As to the Asian regional system, let’s see if the ASEAN system again gets off the ground. Here’s another case where Mike may have some greater insights into this than we do. But, the fact that we’re seeing China engaging internationally, and being concerned about these issues in the region—whether it’s North Korea or Burma or anywhere else—is, again, a different situation than we saw previously. China’s engagement in international human rights bodies in its early years were self-protective; their goal was to make sure there would be no criticism of China, no resolutions, no criticism, and that country criticism would be minimized in any way possible, so that existing international mechanisms would not be able to enforce rights. It became okay, after a while, to acknowledge that there are universal rights, but not to enforce those rights universally. And so the weaker the institutions, the better. What we’re seeing now, with the growth of these regional systems, is a certain seriousness in some of these regions. We should be nurturing that, it seems to me, in every such case.

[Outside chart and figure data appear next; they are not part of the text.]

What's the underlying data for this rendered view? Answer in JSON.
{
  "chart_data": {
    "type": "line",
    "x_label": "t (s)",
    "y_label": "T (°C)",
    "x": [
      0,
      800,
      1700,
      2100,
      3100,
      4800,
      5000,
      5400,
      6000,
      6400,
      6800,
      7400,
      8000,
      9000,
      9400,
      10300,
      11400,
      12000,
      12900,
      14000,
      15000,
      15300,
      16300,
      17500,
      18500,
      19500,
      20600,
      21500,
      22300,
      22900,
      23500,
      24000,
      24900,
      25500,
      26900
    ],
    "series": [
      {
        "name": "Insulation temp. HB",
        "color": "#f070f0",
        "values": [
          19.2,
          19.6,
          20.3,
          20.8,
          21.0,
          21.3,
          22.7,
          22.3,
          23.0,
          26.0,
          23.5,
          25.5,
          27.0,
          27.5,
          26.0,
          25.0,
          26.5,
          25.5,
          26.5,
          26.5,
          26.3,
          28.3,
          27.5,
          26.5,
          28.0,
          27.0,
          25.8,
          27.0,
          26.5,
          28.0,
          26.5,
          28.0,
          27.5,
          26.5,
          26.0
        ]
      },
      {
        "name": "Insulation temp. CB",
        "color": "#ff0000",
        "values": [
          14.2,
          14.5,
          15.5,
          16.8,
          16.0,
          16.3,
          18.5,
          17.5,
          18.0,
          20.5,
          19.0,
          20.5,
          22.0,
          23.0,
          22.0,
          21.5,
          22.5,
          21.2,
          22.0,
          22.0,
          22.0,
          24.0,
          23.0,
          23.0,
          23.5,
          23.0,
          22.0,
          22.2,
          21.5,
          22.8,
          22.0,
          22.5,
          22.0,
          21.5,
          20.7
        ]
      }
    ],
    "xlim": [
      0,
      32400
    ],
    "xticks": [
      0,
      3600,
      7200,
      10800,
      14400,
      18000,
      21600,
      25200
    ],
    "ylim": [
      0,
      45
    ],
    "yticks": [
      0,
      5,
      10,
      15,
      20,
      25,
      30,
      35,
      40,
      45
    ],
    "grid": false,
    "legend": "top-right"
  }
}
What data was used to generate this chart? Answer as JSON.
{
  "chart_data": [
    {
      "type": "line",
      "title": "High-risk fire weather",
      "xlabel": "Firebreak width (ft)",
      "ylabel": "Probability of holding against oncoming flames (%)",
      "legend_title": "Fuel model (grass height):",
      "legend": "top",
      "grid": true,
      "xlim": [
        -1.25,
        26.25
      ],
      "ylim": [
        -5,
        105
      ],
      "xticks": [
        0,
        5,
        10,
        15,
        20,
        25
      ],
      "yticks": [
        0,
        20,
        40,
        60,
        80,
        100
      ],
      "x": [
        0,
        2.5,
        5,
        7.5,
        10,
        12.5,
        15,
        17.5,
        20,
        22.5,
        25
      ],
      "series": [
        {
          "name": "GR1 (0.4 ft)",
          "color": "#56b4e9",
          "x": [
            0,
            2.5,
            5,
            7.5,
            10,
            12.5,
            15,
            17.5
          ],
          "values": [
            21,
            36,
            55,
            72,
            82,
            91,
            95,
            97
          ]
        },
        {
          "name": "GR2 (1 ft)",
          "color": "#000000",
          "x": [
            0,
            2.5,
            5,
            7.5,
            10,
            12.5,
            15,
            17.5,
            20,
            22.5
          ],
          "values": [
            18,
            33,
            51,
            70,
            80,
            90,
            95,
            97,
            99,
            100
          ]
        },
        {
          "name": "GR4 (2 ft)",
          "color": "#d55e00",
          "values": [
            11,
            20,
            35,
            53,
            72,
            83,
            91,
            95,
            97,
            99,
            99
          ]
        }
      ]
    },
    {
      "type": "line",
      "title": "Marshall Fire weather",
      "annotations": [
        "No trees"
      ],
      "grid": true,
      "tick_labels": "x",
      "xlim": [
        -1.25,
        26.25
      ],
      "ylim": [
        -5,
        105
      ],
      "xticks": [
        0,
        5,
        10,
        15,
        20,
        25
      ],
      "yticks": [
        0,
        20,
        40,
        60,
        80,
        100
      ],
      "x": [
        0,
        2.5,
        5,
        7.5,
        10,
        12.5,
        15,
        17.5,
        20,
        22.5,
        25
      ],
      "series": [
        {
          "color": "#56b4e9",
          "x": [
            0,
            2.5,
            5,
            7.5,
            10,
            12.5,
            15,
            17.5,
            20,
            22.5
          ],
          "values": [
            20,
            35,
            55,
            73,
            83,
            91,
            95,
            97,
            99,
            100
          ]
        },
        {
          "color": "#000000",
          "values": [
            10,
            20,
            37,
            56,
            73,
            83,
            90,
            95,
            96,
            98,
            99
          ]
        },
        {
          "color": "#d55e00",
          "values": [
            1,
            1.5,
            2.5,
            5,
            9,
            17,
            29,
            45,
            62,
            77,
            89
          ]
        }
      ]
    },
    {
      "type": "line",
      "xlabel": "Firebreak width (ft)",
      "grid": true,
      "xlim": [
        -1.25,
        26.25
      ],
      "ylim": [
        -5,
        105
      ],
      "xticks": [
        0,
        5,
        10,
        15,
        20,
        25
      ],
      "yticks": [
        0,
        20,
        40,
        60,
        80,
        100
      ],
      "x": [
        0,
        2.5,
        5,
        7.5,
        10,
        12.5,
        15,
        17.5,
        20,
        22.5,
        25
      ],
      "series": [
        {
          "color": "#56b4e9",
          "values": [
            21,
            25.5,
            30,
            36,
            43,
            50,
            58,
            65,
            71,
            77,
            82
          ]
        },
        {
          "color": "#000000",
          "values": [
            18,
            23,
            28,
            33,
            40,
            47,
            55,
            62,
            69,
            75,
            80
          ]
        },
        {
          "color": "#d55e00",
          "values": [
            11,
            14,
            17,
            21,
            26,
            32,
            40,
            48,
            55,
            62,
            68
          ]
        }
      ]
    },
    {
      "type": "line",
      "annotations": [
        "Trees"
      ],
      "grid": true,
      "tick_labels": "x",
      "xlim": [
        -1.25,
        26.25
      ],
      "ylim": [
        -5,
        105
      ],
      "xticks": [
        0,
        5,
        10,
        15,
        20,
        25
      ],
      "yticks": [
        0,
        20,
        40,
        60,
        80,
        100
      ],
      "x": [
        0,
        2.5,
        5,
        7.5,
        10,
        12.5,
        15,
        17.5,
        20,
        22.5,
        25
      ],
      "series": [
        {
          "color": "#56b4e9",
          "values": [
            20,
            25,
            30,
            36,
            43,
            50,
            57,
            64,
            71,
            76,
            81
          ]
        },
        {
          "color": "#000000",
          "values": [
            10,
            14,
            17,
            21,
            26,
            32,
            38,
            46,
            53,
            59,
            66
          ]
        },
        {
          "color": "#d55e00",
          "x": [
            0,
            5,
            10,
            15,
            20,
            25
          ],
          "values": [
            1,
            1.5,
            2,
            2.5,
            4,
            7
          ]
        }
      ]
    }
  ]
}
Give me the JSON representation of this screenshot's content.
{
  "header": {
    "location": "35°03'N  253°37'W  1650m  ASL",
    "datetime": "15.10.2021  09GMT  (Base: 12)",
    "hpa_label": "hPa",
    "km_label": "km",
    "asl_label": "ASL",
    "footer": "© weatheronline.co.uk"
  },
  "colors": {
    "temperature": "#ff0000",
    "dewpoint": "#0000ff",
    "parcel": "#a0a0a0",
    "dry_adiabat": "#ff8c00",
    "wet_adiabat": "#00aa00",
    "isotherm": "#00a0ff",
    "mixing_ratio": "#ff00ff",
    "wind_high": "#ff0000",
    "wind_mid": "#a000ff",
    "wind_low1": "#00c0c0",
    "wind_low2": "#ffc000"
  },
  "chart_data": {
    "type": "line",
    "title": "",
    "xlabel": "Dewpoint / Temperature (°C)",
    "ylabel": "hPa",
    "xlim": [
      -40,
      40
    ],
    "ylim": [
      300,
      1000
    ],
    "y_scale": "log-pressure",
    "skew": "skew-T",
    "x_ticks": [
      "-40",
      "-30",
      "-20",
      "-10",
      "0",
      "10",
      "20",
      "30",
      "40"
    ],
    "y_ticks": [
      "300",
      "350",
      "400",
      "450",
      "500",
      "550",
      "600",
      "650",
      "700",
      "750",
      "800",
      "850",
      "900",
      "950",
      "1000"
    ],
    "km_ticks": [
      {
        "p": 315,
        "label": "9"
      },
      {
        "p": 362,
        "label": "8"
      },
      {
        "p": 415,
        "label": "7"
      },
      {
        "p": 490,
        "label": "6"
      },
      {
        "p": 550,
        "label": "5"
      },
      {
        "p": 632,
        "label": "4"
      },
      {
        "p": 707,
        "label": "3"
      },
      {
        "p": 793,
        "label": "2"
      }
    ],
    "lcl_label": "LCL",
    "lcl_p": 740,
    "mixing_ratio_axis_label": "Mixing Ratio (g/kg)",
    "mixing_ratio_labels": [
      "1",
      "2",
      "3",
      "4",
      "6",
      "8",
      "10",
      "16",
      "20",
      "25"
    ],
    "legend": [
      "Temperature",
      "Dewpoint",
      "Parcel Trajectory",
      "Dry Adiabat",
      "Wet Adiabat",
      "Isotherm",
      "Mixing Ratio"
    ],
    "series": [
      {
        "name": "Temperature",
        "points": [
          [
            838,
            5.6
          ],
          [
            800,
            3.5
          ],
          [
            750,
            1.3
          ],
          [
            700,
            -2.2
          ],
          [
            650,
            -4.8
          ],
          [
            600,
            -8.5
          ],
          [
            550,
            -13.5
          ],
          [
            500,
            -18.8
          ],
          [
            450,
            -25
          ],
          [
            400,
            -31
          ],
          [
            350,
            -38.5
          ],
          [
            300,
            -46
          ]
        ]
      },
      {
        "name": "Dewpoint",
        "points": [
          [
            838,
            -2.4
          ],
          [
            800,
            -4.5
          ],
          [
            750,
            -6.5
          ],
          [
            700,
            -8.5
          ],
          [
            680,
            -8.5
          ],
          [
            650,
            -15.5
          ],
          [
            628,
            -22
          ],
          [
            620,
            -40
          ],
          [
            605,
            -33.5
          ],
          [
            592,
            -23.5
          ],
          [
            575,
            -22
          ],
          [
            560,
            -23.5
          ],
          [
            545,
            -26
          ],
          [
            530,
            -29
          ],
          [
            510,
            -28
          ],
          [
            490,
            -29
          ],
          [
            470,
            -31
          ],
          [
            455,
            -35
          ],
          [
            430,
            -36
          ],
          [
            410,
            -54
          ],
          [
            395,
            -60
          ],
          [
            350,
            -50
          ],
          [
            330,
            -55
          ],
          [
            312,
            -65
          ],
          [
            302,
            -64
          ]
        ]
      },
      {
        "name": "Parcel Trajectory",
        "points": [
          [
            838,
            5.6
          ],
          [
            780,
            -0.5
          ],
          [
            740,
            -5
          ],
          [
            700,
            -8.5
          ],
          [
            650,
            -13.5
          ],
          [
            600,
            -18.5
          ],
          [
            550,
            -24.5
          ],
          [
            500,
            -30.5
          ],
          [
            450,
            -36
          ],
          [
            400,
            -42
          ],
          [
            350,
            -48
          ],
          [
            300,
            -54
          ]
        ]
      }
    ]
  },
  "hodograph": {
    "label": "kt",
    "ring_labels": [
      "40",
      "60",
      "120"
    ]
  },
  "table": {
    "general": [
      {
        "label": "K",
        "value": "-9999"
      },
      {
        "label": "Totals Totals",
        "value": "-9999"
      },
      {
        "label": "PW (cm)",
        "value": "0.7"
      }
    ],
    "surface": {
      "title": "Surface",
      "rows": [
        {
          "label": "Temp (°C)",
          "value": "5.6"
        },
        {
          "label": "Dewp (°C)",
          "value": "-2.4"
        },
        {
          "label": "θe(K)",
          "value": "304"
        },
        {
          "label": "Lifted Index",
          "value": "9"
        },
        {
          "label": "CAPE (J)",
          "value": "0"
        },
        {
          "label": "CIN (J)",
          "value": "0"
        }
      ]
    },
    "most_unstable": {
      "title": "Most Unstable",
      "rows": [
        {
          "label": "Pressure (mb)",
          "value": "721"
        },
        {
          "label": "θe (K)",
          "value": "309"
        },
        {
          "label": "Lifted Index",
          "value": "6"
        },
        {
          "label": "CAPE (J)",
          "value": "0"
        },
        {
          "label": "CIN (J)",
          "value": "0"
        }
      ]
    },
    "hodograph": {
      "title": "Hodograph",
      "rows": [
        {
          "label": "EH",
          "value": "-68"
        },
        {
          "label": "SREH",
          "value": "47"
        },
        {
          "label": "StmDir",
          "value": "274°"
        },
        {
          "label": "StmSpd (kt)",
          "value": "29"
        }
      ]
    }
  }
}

I want to mention the economic growth model issue/question that was raised earlier. China is coming up before the UN Economic, Social and Cultural Rights Committee for a review of its compliance with the Covenant. China is coming up in the UN before the Universal Periodic Review in October for review of all of its compliance across the board. China doesn’t want to be criticized, whether it’s RTL or it’s the economic growth model. This is a time when voicing concern about these issues—whether it’s from the U.S. or South Sudan or Burma or anywhere else—is going to have more influence on China than it might have at other times. So, if we were looking for both challenges and opportunities, I think this is an opportunity—both in terms of the ASEAN region and in terms of these international forums where China is coming forward. Just as 70 cases were presented by HRIC to the Arbitrary Detention Working Group—and many were found to be violations of rights—if China changes the RTL system, there might not be those cases. It’s a time to try to see if that will happen.